Monday, January 12, 2009

Ofqual

A new orgnisation called Ofqual has been set up to keep an eye on exam standards. What I don't understand is whether they are supposed to maintain them as they are now or return them to something sensible.

I can't speak for other subjects but Maths and Science are much easier now than they were 25 years ago. A combination of modular exams that can be resat, coursework where just about anything gets marks, questions that have changed from rigorous fact or calculation to waffle plus the simple measure of lowering the pass marks have improved results tremendously.

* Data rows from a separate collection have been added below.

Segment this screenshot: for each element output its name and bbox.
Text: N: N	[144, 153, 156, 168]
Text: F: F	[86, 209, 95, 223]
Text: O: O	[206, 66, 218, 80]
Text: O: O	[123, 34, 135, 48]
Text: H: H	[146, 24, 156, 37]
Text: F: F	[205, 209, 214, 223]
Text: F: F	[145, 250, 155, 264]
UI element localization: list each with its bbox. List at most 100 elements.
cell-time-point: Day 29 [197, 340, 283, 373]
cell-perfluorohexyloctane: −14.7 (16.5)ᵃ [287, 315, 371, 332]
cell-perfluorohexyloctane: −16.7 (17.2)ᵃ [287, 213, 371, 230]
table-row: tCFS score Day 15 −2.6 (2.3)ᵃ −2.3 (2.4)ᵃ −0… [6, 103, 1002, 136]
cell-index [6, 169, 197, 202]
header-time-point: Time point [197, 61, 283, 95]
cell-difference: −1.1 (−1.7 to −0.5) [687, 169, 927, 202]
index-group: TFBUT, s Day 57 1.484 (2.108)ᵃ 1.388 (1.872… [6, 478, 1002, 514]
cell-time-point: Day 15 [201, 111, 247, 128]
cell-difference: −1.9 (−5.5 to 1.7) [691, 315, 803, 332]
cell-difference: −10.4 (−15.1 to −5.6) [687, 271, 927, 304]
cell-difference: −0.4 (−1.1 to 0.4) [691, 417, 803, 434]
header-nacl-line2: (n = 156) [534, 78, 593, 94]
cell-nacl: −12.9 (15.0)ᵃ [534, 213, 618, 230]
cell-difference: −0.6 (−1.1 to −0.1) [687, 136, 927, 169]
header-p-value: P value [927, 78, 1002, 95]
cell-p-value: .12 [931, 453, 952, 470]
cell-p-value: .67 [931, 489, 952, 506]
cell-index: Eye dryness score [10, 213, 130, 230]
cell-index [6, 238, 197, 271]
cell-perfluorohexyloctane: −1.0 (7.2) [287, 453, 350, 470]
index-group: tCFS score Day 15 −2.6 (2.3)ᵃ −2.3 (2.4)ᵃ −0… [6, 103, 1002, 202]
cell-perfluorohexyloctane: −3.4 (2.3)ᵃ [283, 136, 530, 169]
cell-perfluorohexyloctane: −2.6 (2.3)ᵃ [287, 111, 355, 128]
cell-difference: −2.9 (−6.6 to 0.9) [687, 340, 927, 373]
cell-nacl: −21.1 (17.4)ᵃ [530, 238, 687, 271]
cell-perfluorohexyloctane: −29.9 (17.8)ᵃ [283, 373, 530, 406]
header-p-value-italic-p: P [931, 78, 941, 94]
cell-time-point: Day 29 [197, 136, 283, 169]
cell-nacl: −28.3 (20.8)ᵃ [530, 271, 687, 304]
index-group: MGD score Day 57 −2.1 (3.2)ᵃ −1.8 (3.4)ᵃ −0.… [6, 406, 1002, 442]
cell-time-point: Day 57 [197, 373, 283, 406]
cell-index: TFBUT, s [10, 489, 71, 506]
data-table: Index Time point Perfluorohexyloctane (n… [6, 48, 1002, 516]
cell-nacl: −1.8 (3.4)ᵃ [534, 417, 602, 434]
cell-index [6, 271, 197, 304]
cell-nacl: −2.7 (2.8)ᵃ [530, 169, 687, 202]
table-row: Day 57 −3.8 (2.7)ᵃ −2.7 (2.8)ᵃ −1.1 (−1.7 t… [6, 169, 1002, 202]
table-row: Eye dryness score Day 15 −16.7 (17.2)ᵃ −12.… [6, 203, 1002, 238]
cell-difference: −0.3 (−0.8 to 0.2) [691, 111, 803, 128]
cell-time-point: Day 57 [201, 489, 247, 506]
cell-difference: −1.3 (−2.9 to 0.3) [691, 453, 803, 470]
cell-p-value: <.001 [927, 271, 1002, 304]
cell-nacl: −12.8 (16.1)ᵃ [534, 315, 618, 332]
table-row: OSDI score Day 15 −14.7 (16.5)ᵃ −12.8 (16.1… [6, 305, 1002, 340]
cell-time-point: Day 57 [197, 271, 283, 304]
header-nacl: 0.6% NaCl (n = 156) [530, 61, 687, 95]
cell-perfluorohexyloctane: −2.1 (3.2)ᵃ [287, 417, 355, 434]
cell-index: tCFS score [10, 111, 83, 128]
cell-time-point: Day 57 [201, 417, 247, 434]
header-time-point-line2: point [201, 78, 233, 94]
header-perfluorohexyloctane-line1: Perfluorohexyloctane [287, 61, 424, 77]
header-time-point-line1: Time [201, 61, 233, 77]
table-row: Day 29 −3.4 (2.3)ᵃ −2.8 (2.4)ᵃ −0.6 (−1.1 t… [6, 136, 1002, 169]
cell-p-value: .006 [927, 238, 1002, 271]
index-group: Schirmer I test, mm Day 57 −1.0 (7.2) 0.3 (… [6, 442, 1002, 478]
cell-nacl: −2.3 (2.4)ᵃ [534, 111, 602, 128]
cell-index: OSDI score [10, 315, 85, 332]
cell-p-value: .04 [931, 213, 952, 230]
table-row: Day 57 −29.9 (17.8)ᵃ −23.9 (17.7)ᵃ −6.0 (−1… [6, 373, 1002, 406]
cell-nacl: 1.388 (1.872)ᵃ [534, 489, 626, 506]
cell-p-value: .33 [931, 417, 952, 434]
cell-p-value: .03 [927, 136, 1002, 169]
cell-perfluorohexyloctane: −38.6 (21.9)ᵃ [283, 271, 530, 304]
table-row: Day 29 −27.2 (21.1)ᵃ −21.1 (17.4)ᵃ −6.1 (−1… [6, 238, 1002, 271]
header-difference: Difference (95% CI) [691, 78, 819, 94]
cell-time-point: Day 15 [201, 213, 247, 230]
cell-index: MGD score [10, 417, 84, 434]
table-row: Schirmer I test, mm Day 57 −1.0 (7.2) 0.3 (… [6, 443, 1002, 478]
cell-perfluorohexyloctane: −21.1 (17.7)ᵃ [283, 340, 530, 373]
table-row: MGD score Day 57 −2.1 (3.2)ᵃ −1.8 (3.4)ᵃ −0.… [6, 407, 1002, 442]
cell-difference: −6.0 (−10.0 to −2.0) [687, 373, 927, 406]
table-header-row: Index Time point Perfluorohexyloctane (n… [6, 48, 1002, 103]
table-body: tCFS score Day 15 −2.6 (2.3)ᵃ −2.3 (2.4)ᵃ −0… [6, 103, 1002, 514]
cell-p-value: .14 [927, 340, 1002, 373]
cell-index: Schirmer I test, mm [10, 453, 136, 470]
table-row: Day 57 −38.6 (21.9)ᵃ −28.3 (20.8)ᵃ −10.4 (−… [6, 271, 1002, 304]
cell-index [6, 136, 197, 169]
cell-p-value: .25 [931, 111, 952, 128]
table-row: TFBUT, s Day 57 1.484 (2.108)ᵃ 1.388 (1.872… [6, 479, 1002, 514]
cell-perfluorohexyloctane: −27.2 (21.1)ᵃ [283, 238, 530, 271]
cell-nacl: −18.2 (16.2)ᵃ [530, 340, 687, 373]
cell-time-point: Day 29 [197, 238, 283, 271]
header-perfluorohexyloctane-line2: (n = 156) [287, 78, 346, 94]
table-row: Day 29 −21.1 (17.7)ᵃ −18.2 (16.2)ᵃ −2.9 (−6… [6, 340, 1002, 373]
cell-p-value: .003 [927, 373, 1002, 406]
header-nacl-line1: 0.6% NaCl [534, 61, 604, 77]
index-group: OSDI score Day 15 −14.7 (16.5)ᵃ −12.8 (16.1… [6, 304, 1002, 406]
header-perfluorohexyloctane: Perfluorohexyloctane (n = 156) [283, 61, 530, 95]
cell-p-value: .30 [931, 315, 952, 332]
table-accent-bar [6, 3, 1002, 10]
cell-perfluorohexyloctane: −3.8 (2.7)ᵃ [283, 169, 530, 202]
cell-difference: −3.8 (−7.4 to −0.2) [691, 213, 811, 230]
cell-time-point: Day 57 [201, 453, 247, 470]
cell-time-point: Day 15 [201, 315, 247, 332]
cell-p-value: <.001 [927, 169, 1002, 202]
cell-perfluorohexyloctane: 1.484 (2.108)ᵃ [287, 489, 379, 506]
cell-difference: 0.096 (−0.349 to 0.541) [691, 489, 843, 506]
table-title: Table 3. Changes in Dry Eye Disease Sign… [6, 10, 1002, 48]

No need to take my word for it though, just ask any University lecturer in Engineering for example, about how they have had to make their courses easier over the last two decades or read the complaints here or here, from those who are desperate for employees who can read, write and do a few easy sums.

9 comments:

system bros said...

Sounds a bit like 'Offal'. Exams are easier now - its a fact. I had to take my Maths GCSE to get into university 10 years after I'd failed O level maths 3 times. I got an A; I was embarrassed because the work was so easy. An enduring memory was colouring in hexagons as part of my course work - can't remember why though, tesselations or something. Anyway it certainly didn't help me doing a computer science degree, I had to get my O level books from the attic to learn the maths that was useful.

Anonymous said...

Our maths lecturers had the same problem - the jump from school to uni was so large, simply because we had been spoon fed and given a pretty easy ride at school, and also because we were not covering the right sort of material.

The introduction of an A* at A level is taking almost a backward step. It would be so much better to achieve a B in a very hard exam than it would be to achieve an A in an 'easy' exam.

It has got to the point where anything less than an A is not good enough for a lot of schools, and for a lot of universities.

Anonymous said...

Language Departments at Unis are having to teach their students grammar as schools aren't teaching it till Sixth form and they are expected to to go from none to all of it in weeks and was a major factor in why my daughter dropped A level French. I started to learn French grammar at 11 and it was easy. Wait until a teenager is 16 and they are clueless.

Anonymous said...

How on earth do you do a French GCSE if you've never learnt the Grammar? Do you no longer (don't know why I'm even asking this) have to compose sentences of your own in French?

Sooner or later a special elite exam will come into being and we will have returned to the old O-level/CSE split.

Good.

Anonymous said...

Easy, dim LOTF. Je voudrais un coke. Je voudrais help s'il vous plait. Je voudrais un speaker de English merci.

Almost A-Level standard,

Anonymous said...

Lily, their teachers do it for them and they learn them off by heart. Hand on the Bible...both my daughters had that.

Anonymous said...

The "read the complaints" link doesn't go to complaints, just Ofqual again.

Anonymous said...

When I told my daughter's English teacher that my proof reading of her essays included a "free grammar and spell check", she advised me not to bother .. apparently these things "aren't important these days".

Which explains why school leavers come in to my workplace with such an appalling grasp of the basics and have to be monitored closely when writing to customers.

In my day (and I'm still on the sunny side of 40, if only just) we had to know the basics as you lost marks in exams for poor spelling and grammar.

So yes, I agree that standards have slipped, and slipped a heck of a lot.

Anonymous said...

I teach music, and the GCSE and A Level I'm teaching now contain probably about a third of the things that I had to do when I was at school - so it's not just maths and science.

I also teach french, and yes, I remember learning how to conjugate regular verbs very early on - but now, it's a case of leaving it until it's really necessary, and even then, we're only teaching the 1st, 2nd and 3rd person singular. (And no, the kids don't even know what that means!).
But to the person who mentioned spoon-feeding; I'll own up to that sometimes, but it's simply because the majority of the kids I teach have absolutely no idea (or inclination) how to work anything out for themselves, so to get anything done, it's spoon-feeding or nothing.